"Will you, Mary, will you? But I'm too old and fat to be waved by fairy godmothers," said Mr. Fawcus sadly.
Mary began to understand at last that her going away was a grief to her kind guardians, and as she had often done before, when it seemed advisable to propitiate Uncle William, or when Uncle William came downstairs very angry over some new task that Holland and Brown had laid upon him, she asked him a question.
"How big is France, Uncle William?" And folding her hands across her clean pinafore she composed herself to listen more attentively to a long account of France than she had ever listened to any of Uncle William's exegetical discourses before.
But Uncle William did not answer, and Mary, horrified at his silence, began to cry.
"For goodness' sake, child, don't wipe your eyes on your clean pinafore," Mrs. Fawcus sharply adjured her. It was like Mrs. Fawcus to have put Mary into a clean pinafore just to learn that she was to be taken from them.

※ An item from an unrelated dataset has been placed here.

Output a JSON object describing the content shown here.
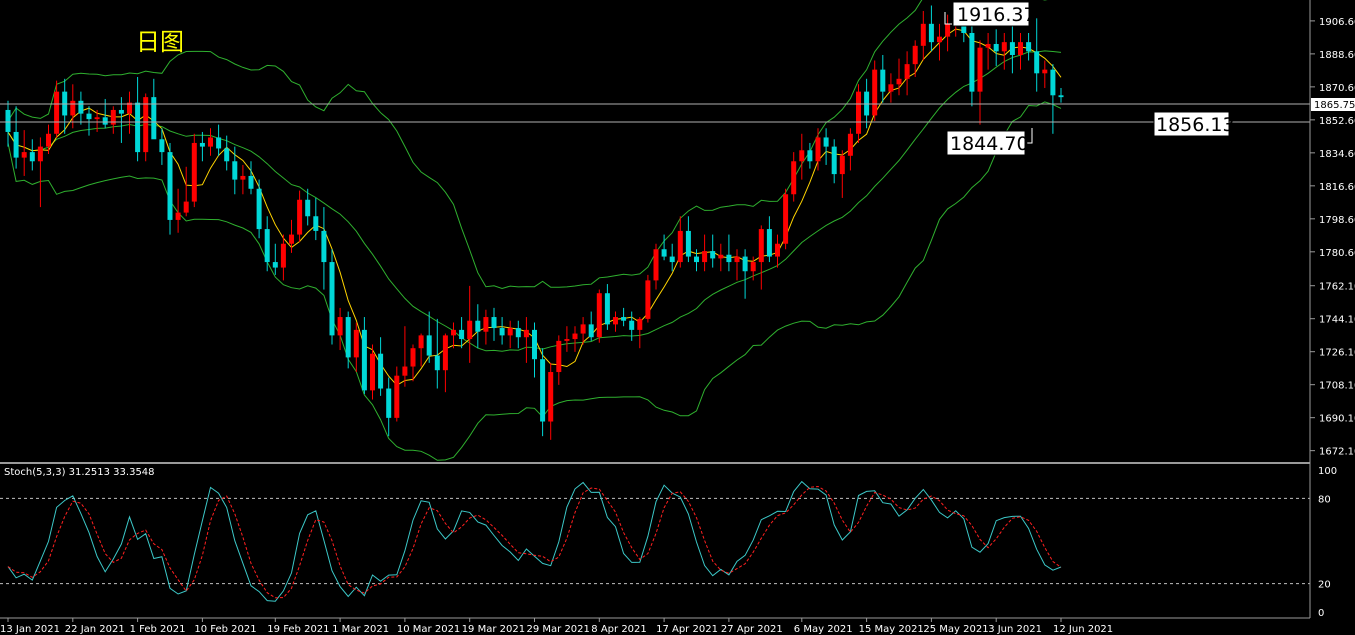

A shaft of sunlight, the first of the year to reach the basement, came glancing through the geraniums in the window and lit up the cosy kitchen; but it was a cruel shaft, for it lit up also the weary lines and the baggy eyes of Mr. Fawcus: it lit up the crows-feet and the wrinkles of his wife; and most cruelly of all it lit up Mary's auburn hair, reminding the old couple that, though the sun might shine all the summer through, here it would never shine again upon that auburn hair.
The next fortnight went by for Mary in such a whirl of exciting new experiences as no child of ten could be expected not to enjoy, and she was hardly to be blamed if she did appear hard-hearted in her behavior on the verge of parting with her guardians. She could hardly be blamed for not realizing how unlikely it was that she would ever see either of them again, and in justice to the old couple it must be said that neither of them tried to gratify their emotion at Mary's expense. Once the first shock had passed, they did their best to prepare her for a worthy entrance upon the new scene, at whatever cost to themselves. A number of dresses were bought, each one more outrageous than the last, and each one seeming as much more beautiful to Mary.
"I feel like Cinderella going to the ball," she told Mrs. Fawcus.
"Ah, my dear, you'll find that life isn't quite such a fairy story as you think it is now," replied Mrs. Fawcus.
And this was as near as she got to a hint of cynicism in her advice to the little girl.